What MoarVM does provide is representations: ways of using and accessing memory. Meta-objects provide a description of the kind of representation that is needed, and MoarVM does the required work to compute structures, array storage, and so forth.
MoarVM has a generational garbage collector. The young generation is managed by semi-space copying, making it cheap for objects to die young. The old generation is broken into sized buckets, with very large objects being specially handled. Since objects move over their lifetime, garbage collection is precise. When multiple threads are running, collection can run in parallel (meaning that the world is stopped, and multiple threads work on the collection job to get it done more swiftly). There is also support for finalizers.
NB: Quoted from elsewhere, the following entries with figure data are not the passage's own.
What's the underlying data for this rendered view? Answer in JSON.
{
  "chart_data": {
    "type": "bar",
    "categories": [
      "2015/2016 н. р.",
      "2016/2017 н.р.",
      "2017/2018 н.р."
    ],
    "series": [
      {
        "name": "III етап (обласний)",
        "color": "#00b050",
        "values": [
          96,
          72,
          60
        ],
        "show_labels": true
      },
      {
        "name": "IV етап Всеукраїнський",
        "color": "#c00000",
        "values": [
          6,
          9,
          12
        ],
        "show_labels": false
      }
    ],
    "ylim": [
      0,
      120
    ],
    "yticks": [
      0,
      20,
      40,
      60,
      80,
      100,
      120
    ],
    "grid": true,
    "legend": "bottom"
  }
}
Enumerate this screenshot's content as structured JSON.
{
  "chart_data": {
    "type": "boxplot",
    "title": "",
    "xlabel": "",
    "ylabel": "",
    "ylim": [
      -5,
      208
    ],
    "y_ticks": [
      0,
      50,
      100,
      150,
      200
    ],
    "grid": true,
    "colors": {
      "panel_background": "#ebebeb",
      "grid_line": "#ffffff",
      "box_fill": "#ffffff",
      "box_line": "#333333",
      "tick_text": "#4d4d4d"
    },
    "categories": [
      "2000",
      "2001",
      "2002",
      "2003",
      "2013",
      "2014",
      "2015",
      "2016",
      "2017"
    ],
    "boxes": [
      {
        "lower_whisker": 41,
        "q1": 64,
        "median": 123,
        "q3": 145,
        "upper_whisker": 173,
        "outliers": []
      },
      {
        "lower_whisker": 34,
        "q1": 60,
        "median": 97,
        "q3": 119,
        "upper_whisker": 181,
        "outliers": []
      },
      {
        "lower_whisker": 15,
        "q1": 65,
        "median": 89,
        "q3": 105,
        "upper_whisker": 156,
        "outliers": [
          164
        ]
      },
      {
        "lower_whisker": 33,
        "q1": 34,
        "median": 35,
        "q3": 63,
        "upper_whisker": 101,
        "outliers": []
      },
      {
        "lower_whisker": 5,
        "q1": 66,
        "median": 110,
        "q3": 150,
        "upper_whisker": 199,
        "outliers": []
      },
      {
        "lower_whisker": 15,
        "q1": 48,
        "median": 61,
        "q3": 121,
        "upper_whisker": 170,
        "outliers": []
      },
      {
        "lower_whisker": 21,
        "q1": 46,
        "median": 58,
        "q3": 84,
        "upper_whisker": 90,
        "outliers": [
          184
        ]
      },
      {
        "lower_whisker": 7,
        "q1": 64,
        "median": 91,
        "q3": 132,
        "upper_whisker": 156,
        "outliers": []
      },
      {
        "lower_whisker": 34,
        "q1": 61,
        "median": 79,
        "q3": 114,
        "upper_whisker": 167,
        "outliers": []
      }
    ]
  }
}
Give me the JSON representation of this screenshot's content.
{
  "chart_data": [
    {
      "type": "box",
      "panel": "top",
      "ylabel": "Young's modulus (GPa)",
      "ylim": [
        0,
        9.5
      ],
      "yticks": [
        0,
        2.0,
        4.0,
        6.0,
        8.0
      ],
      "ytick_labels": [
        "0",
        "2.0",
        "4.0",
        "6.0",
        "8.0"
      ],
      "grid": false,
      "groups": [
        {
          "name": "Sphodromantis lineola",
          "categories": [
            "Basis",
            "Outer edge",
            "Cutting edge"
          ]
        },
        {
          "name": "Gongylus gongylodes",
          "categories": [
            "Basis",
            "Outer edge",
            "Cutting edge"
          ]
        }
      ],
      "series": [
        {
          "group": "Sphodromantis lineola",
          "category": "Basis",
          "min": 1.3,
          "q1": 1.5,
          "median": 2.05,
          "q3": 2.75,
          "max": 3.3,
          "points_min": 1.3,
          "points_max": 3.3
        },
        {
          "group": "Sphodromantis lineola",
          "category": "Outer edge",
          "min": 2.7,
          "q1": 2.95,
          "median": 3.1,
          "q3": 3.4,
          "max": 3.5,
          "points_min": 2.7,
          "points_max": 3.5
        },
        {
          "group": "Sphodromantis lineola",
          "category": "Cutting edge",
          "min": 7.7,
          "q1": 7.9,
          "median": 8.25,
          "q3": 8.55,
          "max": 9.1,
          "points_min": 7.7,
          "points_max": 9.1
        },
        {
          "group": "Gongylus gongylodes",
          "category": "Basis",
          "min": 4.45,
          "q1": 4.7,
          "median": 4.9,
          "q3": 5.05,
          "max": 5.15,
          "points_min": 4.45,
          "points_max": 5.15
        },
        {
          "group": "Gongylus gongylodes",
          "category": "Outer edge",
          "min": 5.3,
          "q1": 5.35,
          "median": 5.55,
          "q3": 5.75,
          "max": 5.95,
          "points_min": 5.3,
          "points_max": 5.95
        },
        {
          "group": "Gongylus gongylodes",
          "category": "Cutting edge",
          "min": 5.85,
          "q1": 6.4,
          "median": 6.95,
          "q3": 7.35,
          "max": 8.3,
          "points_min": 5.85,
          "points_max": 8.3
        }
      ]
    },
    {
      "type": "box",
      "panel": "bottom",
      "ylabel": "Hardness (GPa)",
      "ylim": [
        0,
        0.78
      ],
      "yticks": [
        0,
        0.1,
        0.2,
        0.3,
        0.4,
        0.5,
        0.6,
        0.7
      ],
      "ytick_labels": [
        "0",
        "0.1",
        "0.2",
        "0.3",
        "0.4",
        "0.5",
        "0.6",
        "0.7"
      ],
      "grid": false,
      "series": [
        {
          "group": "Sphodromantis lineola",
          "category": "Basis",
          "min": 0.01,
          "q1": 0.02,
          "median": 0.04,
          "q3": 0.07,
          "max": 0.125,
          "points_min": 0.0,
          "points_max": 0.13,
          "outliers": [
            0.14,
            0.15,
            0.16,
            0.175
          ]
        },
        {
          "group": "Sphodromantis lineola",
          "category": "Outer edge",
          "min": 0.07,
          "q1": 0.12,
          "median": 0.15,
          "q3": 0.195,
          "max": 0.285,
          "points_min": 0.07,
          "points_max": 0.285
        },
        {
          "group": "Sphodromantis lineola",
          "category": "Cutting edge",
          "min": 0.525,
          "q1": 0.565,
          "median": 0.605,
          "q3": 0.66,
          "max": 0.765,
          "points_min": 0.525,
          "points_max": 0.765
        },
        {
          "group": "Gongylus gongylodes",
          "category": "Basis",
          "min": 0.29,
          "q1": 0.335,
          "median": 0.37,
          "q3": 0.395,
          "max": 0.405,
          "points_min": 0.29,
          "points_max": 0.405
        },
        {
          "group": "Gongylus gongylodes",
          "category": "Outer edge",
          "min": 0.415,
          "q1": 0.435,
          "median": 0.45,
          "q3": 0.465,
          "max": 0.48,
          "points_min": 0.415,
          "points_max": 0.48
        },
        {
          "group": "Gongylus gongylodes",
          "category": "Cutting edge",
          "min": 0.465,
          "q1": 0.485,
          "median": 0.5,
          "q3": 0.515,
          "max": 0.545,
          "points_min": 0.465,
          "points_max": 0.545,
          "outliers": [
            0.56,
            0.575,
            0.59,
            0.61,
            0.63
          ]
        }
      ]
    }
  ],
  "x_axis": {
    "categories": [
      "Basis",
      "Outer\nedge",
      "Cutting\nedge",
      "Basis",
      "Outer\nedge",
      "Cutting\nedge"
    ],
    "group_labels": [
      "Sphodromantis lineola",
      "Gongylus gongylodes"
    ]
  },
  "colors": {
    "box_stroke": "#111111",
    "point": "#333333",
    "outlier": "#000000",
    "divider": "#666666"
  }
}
The GC has undergone stress-testing, including doing Rakudo builds with collection runs after every object allocation and using many memory-protected past fromspaces in order to catch a wide range of possible bugs. While of course this is not a proof that no bugs remain, it does mean they've been left little room to hide.
The usual range of mathematical and string operations are on offer. Other features worth mentioning are:
Hot code is detected and optimized. On x64, much hot code can also be JIT-compiled into machine code. The optimizer specializes code by the number and types of incoming arguments. Since de-optimization is also available, speculative optimizations can be performed. Small routines called by hot code may be inlined, and hot loops are detected and replaced with an optimized version (known as On Stack Replacement).
MoarVM includes the Unicode 15 database, and can do property lookups (such as those required in regular expression matching), character and sequence resolution by name, case change operations, comparisons using the Unicode Collation Algorithm, etc. Strings work at grapheme level. MoarVM strings are opaque, and there is no confusion between strings and bunches of bytes. It makes no sense to ask for a string's encoding; rather, a string can be turned into a bunch of bytes using an encoding.
MoarVM has no official assembly language, and at present no known unofficial assembler. Provided a compiler is written using the NQP compiler toolchain (which NQP and Rakudo are), then code can be generated by producing a MAST data structure.
MoarVM supports instrumented profiling for precise runtime and allocation profiling, and heap snapshots for memory use profiling and leak hunting.